The same study reported that just over one-third (36%) of recipients successfully identified and reported the attack with the Hox button. More than half failed to recognise it as a threat, while another 5% of employees actually scanned the QR code or clicked a link.
QR code phishing often involves social engineering tactics to lure victims into scanning the code. For example, attackers might send QR codes via email, text messages, or social media, claiming they lead to a special offer, discount, or important information.
QR codes are two-dimensional barcodes that can store information, such as website URLs, contact details, or other data. In a phishing attack involving QR codes, attackers typically manipulate the codes to redirect users to malicious websites or perform actions that compromise their security.
How Does Quishing Work?
When a QR Code is scanned, there are multiple ways in which the user can be affected:
- Fake Websites: Attackers create QR codes that, when scanned, redirect users to fake websites that mimic legitimate ones. These fake websites may prompt users to enter sensitive information such as usernames, passwords, or credit card details.

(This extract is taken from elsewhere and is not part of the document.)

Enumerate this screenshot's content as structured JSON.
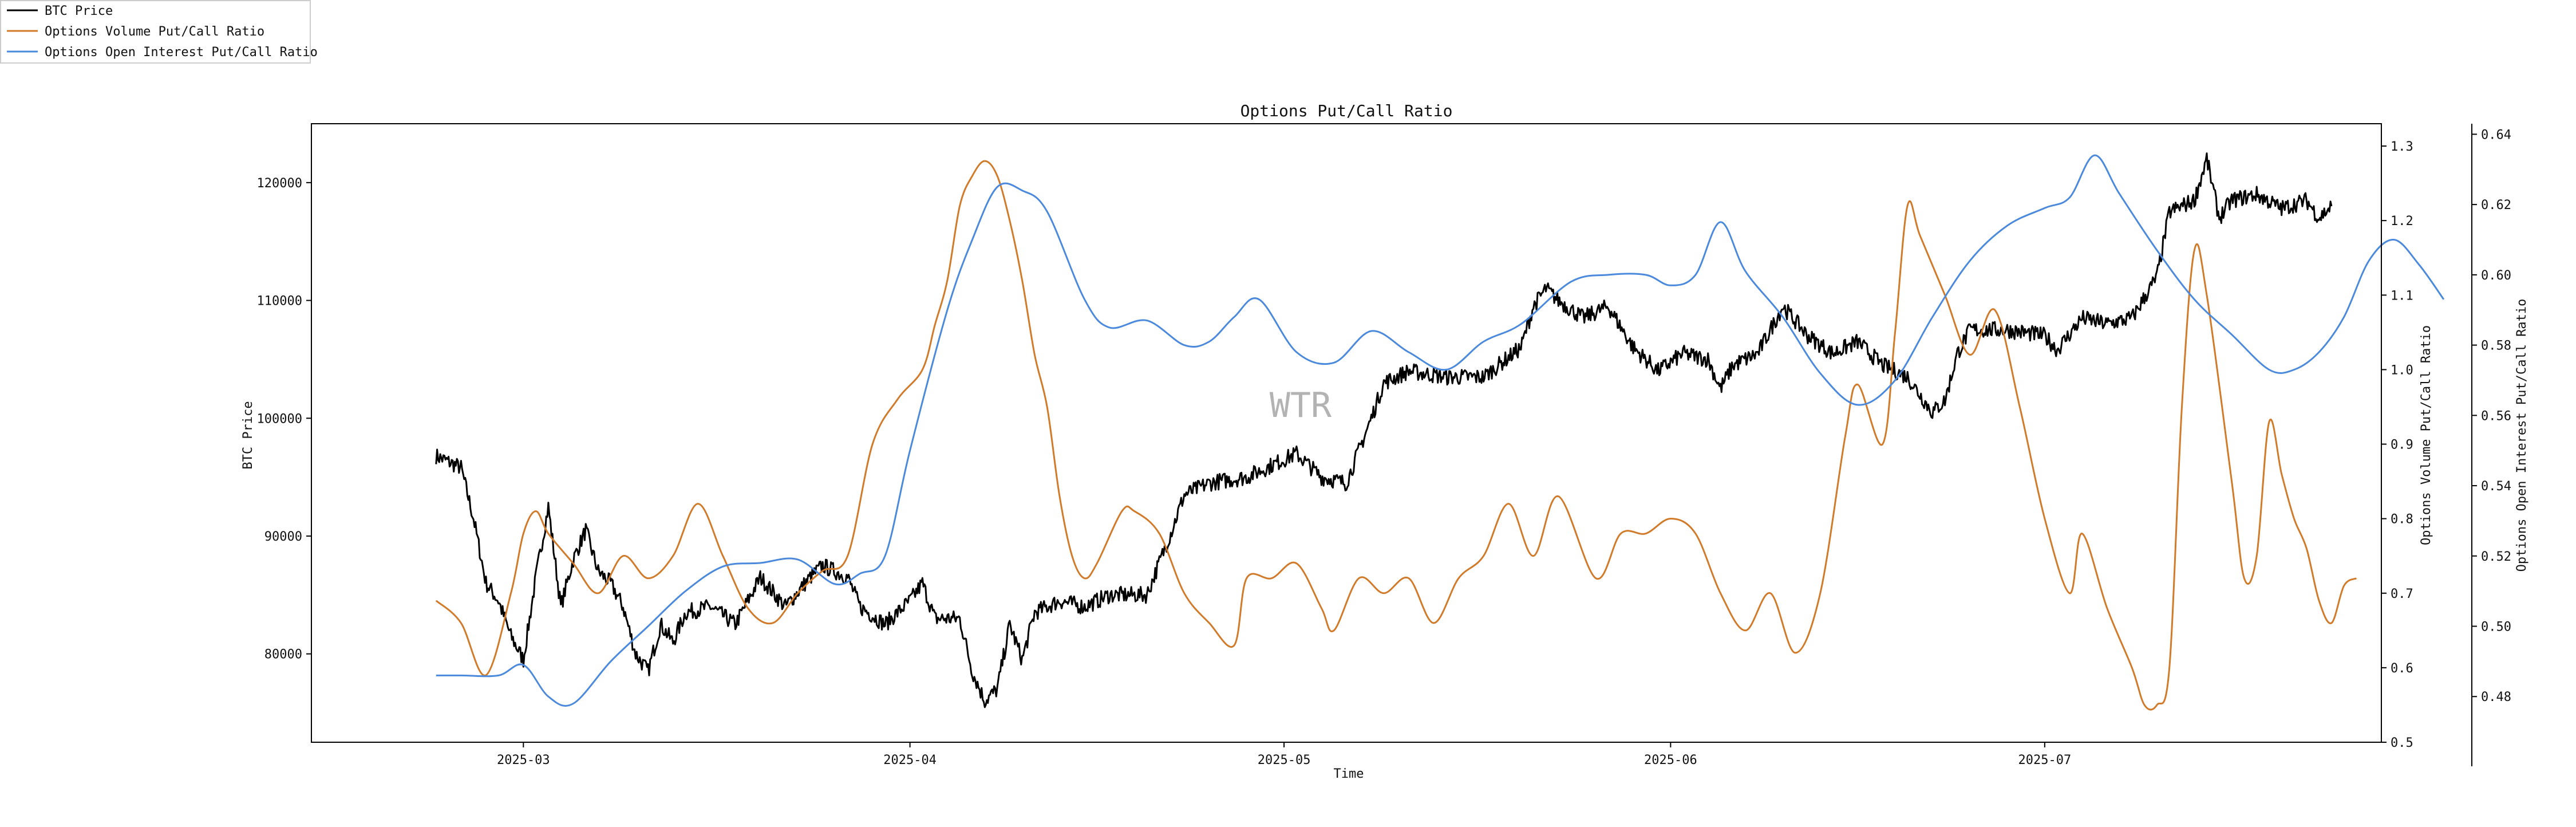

- Malicious Actions: Scanning a QR code might trigger the download of a malicious app or execute malicious code on the user’s device. This could lead to the installation of malware or other harmful software.
- Social Engineering: QR code phishing often involves social engineering tactics to lure victims into scanning the code. For example, attackers might send QR codes via email, text messages, or social media, claiming they lead to a special offer, discount, or important information.
- Credential Harvesting: Attackers might use QR codes to initiate phishing attacks aimed at stealing login credentials. The victim might be directed to a fake login page where they unwittingly provide their username and password.